HaveT::*[Paper?p AND Matches?m -> smoke; Vendor!done]
HaveM::*[Paper?p AND Tobacco?t -> smoke; Vendor!done]
HaveP::*[Tobacco?t AND Matches?m -> smoke; Vendor!done]
Paper::*[vendor?start -> [HaveT!p -> HaveT?done;
[] HaveM!p -> HaveM?done]
]
Matches::*[ vendor?start ->[HaveT!m -> HaveT?done;
[] HaveP!m -> HaveP?done]
]
Tobacco::*[ vendor?start ->[HaveM!t -> HaveM?done;
[] HaveP!t -> HaveP?done]
]
Vendor::*[
[Paper!start -> null
[] Matches!start -> null
[] Tobacco!start-> null]

[Paper!start -> null
[] Matches!start -> null
[] Tobacco!start-> null]

[HaveT?done -> null
[] HaveM?done -> null
[] HaveP?done -> null]
]
notes: The vendor randomly chooses to start one of the resources (paper, tobacco or matches). It then does the same thing to start another resource. It waits until one of the smokers signals completion before starting the process again.

 

Networked Philosophers

 Consider a system with a large number of nodes interconnected by an arbitrary connected graph. Each node is connected to one or more (usually several) other nodes. Each pair of connected nodes shares a unique resource. At random times a node needs to perform a function that requires exclusive access to all of the resources it shares with all of its neighbors. Each node has a list of the resources is needs to perform the function.

 

Assign each resource a unique number. Assume that each node has a list, called needs, of the resources it needs, sorted in numerical order. When a node wants to perform a function requiring the resources, it acquires the resources in numerical order. Acquiring the resources in order prevents deadlock.
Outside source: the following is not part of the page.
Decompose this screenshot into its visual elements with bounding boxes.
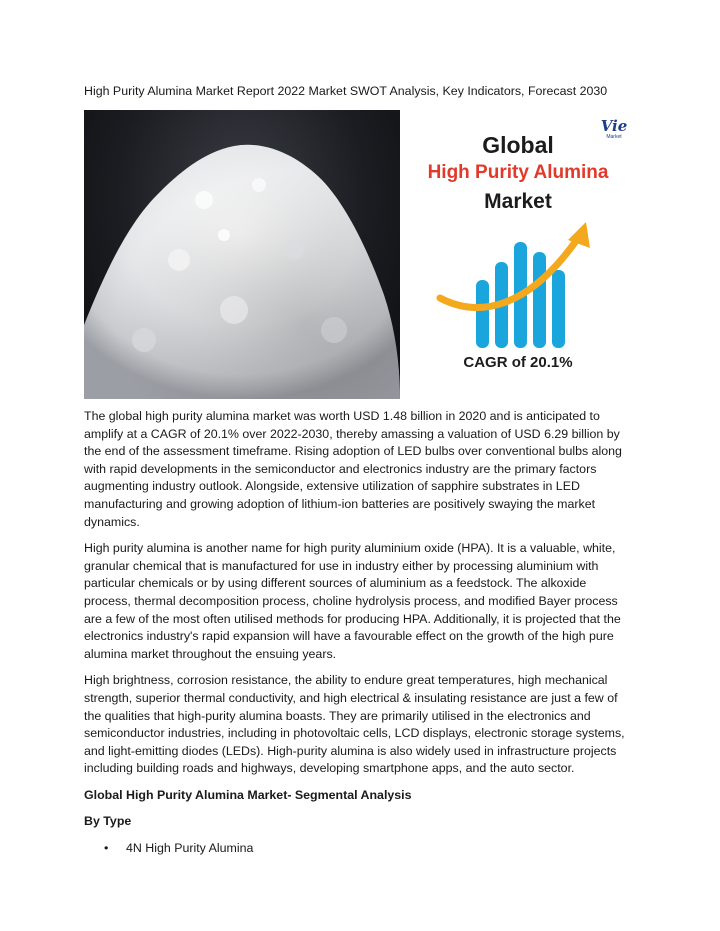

 Node[1..N]::*[int needs(1..K); int i, K;
    i = 1;
    *[i < K AND resource[needs(i)]!lock -> i = i + 1]
    [resource[needs(K)]?lock —> perform function]
    i = 1;
    *[i <= K AND resource[needs(i)]!unlock -> i = i + 1]
    ]

resource[1..M]::*[ Node[r]?lock -> Node[r]?unlock
                        []Node[s]?lock -> Node[s]?unlock
                        ]

 notes: The resource process waits for a lock request from either node that shares it. Once a node locks a resource, another node cannot access the resource until the first node executes the unlock rendezvous. The nodes lock all of the necessary resources in order. Upon locking the last resource, it can perform the function.

 

Jobshop

Four people are sharing the use of tools - a hammer and 2 mallets - to manufacture small components. Each object is made by driving a peg into a block. A pair, consisting of a peg and a block, is referred to as a job. The jobs arrive sequentially on a conveyer belt and completed jobs depart on a conveyer belt. The jobshop could involve any number of workers called jobbers, sharing more or fewer tools. The jobs that arrive at the conveyer have varying degrees of difficulty: easy, moderate, hard. An easy job requires no tool (manual), a moderate job can use either a hammer or mallet, but a hard job requires a hammer. Jobbers may therefore non-deterministically compete for the use of the hammer and mallet, as well as who takes the next job.

 

inbelt::*[jobber[1..4]!easy -> null
            [] jobber[1..4]!moderate -> null
            []jobber[1..4]!hard -> null]

outbelt::*[jobber[1..4]?done -> remove completed job]

hammer::*[jobber[1..4]!get -> jobber[1..4]?return]

mallet[1..2]::*[jobber[1..4]!get -> jobber[1..4]?return]

jobber[1..4]::*[inbelt?easy -> assemble; outbelt!done
			[]inbelt?moderate-> [hammer?get -> assemble; hammer!return; outbelt!done;
							[] mallet[1..2]?get -> assemble; mallet[1..2]!return; outbelt!done]
[			]inbelt?hard -> [hammer?get -> assemble; hammer!return; outbelt!done]
]

 

 

notes: The inbelt process creates jobs of different difficulty and sends them to any waiting jobber. Once the jobber acquires a job, it acquires the necessary tools. Note that there is no effort to reserve the hammer for hard jobs. It might be randomly selected for a medium job from the tools available. Once the job is assembled, the tools are returned and the job passed to the outbelt.